La subjetividad de Don Quijote está en crisis cuya expresión es la duplicación del mundo. Estamos ante una forma de farsa (Auerbach concibe el Quijote como una gran comedia, en el mismo sentido que lo es la [Divina] Comedia para Dante,), acentuada por el hecho de que esta escena reconstruye un tópico de la novela caballeresca: la pastorela, en la cual se esperaría una contraparte bucólica femenina para el caballero; no una rústica: esta alteración es la responsable del choque verbal encarnado en el lenguaje elevado de Quijote y el hablar vulgar y rudo de las mozas. Aquí hay una manifestación grotesca.
Erich Auerbach señala:
• Como Quijote adecua la realidad a su delirio y no se siente responsable de los males que causa, en su conciencia queda descartado todo conflicto trágico.
• La locura de Quijote no engendra su sabiduría. Es Quijano, quien por naturaleza y cuidado, es sabio. La sabiduría de Quijote sólo se manifiesta con plenitud cuando no está bajo el delirio caballeresco; no obstante, como dicho delirio sólo afecta una esfera de la personalidad de Quijano, aún bajo su locura se puede apreciar la calidad del hidalgo. Pero, insiste, esa calidad es independiente de la locura y pre-existente a ella. (En resumen: La sabiduría se debe a Quijano, no a Quijote.)
• El Quijote no es una obra de crítica social: falta consistencia en el desarrollo del personaje en dicho sentido.

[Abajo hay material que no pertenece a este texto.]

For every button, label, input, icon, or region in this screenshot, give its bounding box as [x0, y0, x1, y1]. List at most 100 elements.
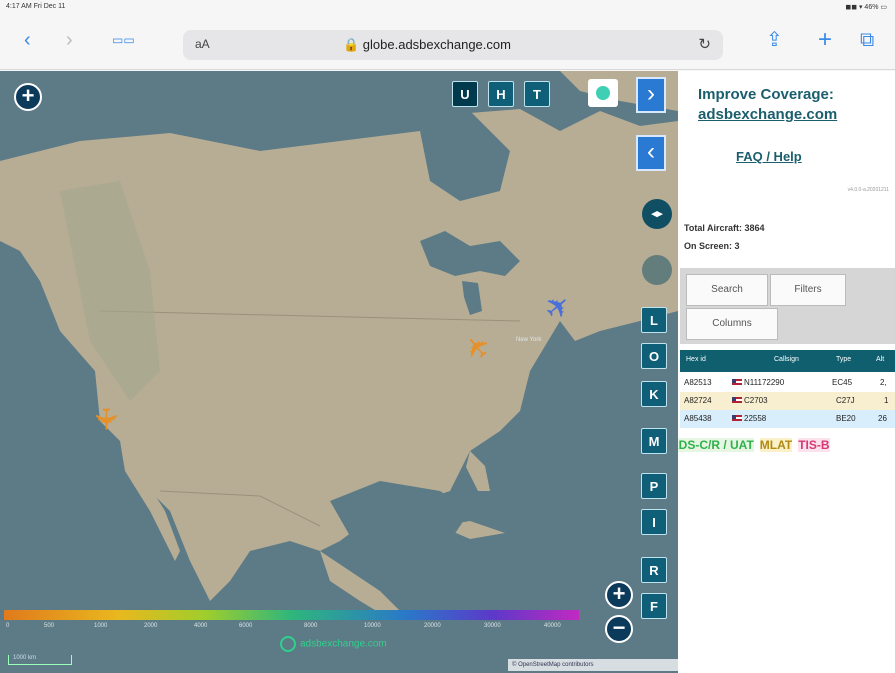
map-scale: 1000 km	[8, 655, 72, 665]
source-legend: ADS-C/R / UAT MLAT TIS-B	[678, 438, 836, 452]
table-header: Hex id Callsign Type Alt	[680, 350, 895, 372]
tabs-overview-icon[interactable]: ⧉	[860, 28, 874, 52]
share-icon[interactable]: ⇪	[766, 28, 783, 52]
new-tab-button[interactable]: +	[818, 28, 832, 52]
back-button[interactable]: ‹	[24, 28, 31, 52]
cell-hex: A82724	[684, 396, 712, 405]
expand-panel-button[interactable]: ›	[636, 77, 666, 113]
cell-callsign-text: 22558	[744, 414, 767, 423]
table-row[interactable]: A85438 22558 BE20 26	[680, 410, 895, 428]
cell-callsign: N11172290	[732, 378, 784, 387]
alt-label: 40000	[544, 623, 561, 629]
cell-hex: A85438	[684, 414, 712, 423]
col-hex[interactable]: Hex id	[686, 356, 706, 363]
legend-mlat: MLAT	[759, 438, 793, 452]
collapse-panel-button[interactable]: ‹	[636, 135, 666, 171]
reload-icon[interactable]: ↻	[698, 35, 711, 53]
alt-label: 500	[44, 623, 55, 629]
cell-callsign-text: C2703	[744, 396, 768, 405]
zoom-in-button[interactable]: +	[605, 581, 633, 609]
col-alt[interactable]: Alt	[876, 356, 884, 363]
bookmarks-icon[interactable]: ▭▭	[112, 28, 135, 52]
tab-filters[interactable]: Filters	[770, 274, 846, 306]
side-button-k[interactable]: K	[641, 381, 667, 407]
status-time: 4:17 AM Fri Dec 11	[6, 3, 66, 10]
basemap	[0, 71, 678, 673]
logo-icon	[280, 636, 296, 652]
map-button-u[interactable]: U	[452, 81, 478, 107]
status-bar: 4:17 AM Fri Dec 11 ◼◼ ▾ 46% ▭	[0, 0, 895, 14]
side-button-r[interactable]: R	[641, 557, 667, 583]
cell-hex: A82513	[684, 378, 712, 387]
map-button-h[interactable]: H	[488, 81, 514, 107]
us-flag-icon	[732, 397, 742, 403]
legend-tisb: TIS-B	[798, 438, 830, 452]
watermark-text: adsbexchange.com	[300, 638, 387, 650]
alt-label: 1000	[94, 623, 108, 629]
zoom-in-top-button[interactable]: +	[14, 83, 42, 111]
on-screen-count: On Screen: 3	[684, 241, 740, 251]
alt-label: 6000	[239, 623, 253, 629]
altitude-color-bar	[4, 610, 579, 620]
dim-control-icon[interactable]	[642, 255, 672, 285]
url-text[interactable]: 🔒 globe.adsbexchange.com	[343, 37, 511, 53]
faq-link[interactable]: FAQ / Help	[736, 149, 802, 164]
side-button-f[interactable]: F	[641, 593, 667, 619]
cell-alt: 1	[884, 396, 889, 405]
tab-bar: Search Filters Columns	[680, 268, 895, 344]
cell-type: BE20	[836, 414, 856, 423]
cell-alt: 26	[878, 414, 887, 423]
cell-callsign: C2703	[732, 396, 768, 405]
status-indicators: ◼◼ ▾ 46% ▭	[845, 4, 887, 11]
browser-toolbar: ‹ › ▭▭ aA 🔒 globe.adsbexchange.com ↻ ⇪ +…	[0, 14, 895, 70]
table-row[interactable]: A82513 N11172290 EC45 2,	[680, 374, 895, 392]
layers-button[interactable]	[588, 79, 618, 107]
version-text: v4.0.0-a.20201211	[847, 187, 889, 193]
zoom-out-button[interactable]: −	[605, 615, 633, 643]
table-row[interactable]: A82724 C2703 C27J 1	[680, 392, 895, 410]
side-button-m[interactable]: M	[641, 428, 667, 454]
city-label: New York	[516, 337, 542, 343]
col-type[interactable]: Type	[836, 356, 851, 363]
forward-button[interactable]: ›	[66, 28, 73, 52]
info-panel: Improve Coverage: adsbexchange.com FAQ /…	[678, 71, 895, 673]
legend-adsb: ADS-C/R / UAT	[678, 438, 754, 452]
coverage-title: Improve Coverage:	[698, 86, 834, 103]
alt-label: 2000	[144, 623, 158, 629]
side-button-p[interactable]: P	[641, 473, 667, 499]
side-button-l[interactable]: L	[641, 307, 667, 333]
layers-icon	[596, 86, 610, 100]
alt-label: 8000	[304, 623, 318, 629]
map-button-t[interactable]: T	[524, 81, 550, 107]
us-flag-icon	[732, 415, 742, 421]
alt-label: 0	[6, 623, 10, 629]
tab-search[interactable]: Search	[686, 274, 768, 306]
side-button-o[interactable]: O	[641, 343, 667, 369]
address-bar[interactable]: aA 🔒 globe.adsbexchange.com ↻	[183, 30, 723, 60]
text-size-button[interactable]: aA	[195, 37, 210, 51]
total-aircraft: Total Aircraft: 3864	[684, 223, 765, 233]
map-view[interactable]: + U H T › ‹ ◂▸ L O K M P I R F + − ✈ ✈ ✈…	[0, 71, 678, 673]
watermark: adsbexchange.com	[280, 636, 387, 658]
altitude-labels: 0 500 1000 2000 4000 6000 8000 10000 200…	[4, 623, 579, 633]
aircraft-icon[interactable]: ✈	[89, 406, 122, 431]
us-flag-icon	[732, 379, 742, 385]
cell-alt: 2,	[880, 378, 887, 387]
alt-label: 20000	[424, 623, 441, 629]
coverage-link[interactable]: adsbexchange.com	[698, 105, 895, 125]
map-attribution[interactable]: © OpenStreetMap contributors	[508, 659, 678, 671]
screen: 4:17 AM Fri Dec 11 ◼◼ ▾ 46% ▭ ‹ › ▭▭ aA …	[0, 0, 895, 673]
alt-label: 10000	[364, 623, 381, 629]
cell-type: C27J	[836, 396, 855, 405]
col-callsign[interactable]: Callsign	[774, 356, 799, 363]
side-button-i[interactable]: I	[641, 509, 667, 535]
cell-type: EC45	[832, 378, 853, 387]
cell-callsign-text: N11172290	[744, 378, 785, 387]
cell-callsign: 22558	[732, 414, 766, 423]
resize-handle-icon[interactable]: ◂▸	[642, 199, 672, 229]
alt-label: 30000	[484, 623, 501, 629]
tab-columns[interactable]: Columns	[686, 308, 778, 340]
alt-label: 4000	[194, 623, 208, 629]
aircraft-stats: Total Aircraft: 3864 On Screen: 3	[684, 219, 765, 255]
coverage-heading: Improve Coverage: adsbexchange.com	[698, 85, 895, 125]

Además, no problematiza la sociedad que le toca vivir, ni cuestiona su legitimidad.
• La única crítica que hace Cervantes a través del Quijote es literaria.
• En cuanto a la crítica a los libros de caballería, ésta es, sobre todo (según Auerbach; considerando el capítulo I de la 1ª parte, que por los disparates, además), por su estilo seco. El propio Cervantes gusta del elevado estilo cortesano.
• El encantamiento de Dulcinea dirige a Quijote en el resto de la obra, lo hace enfermar y cuerdo, morir. Luego, este capítulo es determinante para el desenlace de la obra.